Speaker
Description
The massive development of photon radiation treatment techniques as well as the increase use of Hadron therapy has led to a difficult treatment evaluation since many parameters are in play. At the same time, there has been an increase of cancer clinical data generation in the form of clinical records and imaging data. As a response, biophysical models based on clinical data mining and machine learning are increasingly being developed, with the aim of evaluating clinical effects of radiotherapy treatments.

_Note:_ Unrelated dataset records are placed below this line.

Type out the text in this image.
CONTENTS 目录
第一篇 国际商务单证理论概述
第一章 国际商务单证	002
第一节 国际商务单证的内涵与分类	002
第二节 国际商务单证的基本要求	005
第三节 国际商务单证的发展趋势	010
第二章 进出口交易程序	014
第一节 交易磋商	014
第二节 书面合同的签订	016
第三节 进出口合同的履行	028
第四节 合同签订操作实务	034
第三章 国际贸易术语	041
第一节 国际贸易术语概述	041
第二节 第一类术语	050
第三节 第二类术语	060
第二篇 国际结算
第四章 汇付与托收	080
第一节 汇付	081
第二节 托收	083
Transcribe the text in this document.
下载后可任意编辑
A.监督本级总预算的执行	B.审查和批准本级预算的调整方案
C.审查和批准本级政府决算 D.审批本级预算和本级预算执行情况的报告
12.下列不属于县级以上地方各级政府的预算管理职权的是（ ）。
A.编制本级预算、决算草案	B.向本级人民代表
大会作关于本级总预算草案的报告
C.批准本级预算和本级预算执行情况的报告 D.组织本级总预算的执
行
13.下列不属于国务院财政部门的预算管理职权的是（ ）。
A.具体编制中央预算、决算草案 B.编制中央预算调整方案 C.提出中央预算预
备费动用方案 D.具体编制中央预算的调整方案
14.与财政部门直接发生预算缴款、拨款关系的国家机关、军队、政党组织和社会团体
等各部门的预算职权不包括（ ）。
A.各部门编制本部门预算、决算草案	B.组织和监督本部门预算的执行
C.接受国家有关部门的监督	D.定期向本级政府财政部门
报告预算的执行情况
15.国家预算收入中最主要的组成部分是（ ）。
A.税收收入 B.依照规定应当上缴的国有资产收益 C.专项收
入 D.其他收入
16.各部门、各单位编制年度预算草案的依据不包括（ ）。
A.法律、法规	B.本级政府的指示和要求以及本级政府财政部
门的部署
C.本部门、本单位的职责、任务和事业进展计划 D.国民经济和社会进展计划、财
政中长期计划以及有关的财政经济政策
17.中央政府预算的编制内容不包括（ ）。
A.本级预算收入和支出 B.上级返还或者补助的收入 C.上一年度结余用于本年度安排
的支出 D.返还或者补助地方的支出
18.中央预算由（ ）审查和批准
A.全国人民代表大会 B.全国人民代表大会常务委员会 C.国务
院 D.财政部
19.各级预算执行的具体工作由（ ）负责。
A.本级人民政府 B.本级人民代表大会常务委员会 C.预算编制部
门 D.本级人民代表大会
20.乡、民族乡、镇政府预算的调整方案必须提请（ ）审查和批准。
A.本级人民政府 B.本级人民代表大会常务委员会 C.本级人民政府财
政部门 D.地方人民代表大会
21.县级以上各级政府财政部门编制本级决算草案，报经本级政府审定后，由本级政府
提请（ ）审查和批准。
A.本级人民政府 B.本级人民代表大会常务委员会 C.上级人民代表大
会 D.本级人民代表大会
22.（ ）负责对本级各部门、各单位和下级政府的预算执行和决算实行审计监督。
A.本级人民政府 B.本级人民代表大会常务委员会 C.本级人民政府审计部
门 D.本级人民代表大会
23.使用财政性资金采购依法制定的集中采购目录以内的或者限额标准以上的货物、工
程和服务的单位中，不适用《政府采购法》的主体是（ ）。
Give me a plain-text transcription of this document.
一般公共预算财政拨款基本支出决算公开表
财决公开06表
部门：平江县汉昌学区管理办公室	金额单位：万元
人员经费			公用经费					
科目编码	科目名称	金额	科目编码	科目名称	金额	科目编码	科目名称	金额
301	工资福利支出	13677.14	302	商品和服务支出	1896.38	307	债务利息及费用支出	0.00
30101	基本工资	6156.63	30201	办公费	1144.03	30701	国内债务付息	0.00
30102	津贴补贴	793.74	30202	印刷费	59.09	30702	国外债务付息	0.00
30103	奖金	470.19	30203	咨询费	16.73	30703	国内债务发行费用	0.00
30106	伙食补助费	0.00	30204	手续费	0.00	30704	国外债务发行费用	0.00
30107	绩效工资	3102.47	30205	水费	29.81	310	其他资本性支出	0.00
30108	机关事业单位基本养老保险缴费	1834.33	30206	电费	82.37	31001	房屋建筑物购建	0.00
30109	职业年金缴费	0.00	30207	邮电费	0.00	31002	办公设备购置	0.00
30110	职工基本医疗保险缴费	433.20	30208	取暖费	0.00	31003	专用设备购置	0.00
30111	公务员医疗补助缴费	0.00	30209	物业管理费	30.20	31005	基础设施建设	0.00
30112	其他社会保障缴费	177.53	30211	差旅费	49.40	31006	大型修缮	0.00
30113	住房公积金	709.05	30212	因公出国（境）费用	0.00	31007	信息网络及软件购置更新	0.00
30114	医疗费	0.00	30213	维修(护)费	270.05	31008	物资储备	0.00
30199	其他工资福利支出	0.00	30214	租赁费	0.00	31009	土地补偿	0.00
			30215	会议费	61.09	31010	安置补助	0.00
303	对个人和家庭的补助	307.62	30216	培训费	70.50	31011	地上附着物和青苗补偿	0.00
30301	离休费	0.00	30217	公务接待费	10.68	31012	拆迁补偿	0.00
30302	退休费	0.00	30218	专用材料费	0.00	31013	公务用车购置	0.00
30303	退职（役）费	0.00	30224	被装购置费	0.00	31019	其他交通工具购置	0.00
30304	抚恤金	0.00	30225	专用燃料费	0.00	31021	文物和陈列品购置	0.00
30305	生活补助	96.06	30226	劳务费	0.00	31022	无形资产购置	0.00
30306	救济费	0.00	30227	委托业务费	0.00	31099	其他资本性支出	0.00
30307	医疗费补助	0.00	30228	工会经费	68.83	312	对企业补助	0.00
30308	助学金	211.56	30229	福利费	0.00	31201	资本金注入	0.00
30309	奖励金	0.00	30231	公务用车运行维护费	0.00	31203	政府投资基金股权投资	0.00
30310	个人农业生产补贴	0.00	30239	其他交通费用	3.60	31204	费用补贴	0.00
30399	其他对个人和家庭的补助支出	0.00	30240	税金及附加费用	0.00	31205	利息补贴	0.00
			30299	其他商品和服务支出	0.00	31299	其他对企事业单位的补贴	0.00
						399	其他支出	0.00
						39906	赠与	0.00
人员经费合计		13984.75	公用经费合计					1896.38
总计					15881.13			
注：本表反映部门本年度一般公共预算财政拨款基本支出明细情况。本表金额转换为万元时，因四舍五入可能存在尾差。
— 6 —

In this work, the framework for developing generic clinically based models is shown and illustrated with Bayesian statistics neurologic grade prediction models in order to exemplify the type of models that can be developed from a mathematical point of view. The models are based on clinical records of patients who underwent radiotherapy treatment due to glioblastoma which is an aggressive brain cancer. A first model requires as a parameter the neurologic grade of the patient before the treatment then predicts the grade after the treatment. A second, enhanced, model was developed with the aim of making the prediction more realistic and it uses the neurologic grade before the treatment as well, but it additionally depends on the Clinical Target Volume (CTV). Furthermore, with the aid of Bayesian statistic we were able to estimate the uncertainty of the predictions.
These models provide the guidelines for exploration of medical cancer data generated during treatments in order to determine which parameters play an important role in the outcome of clinical effects.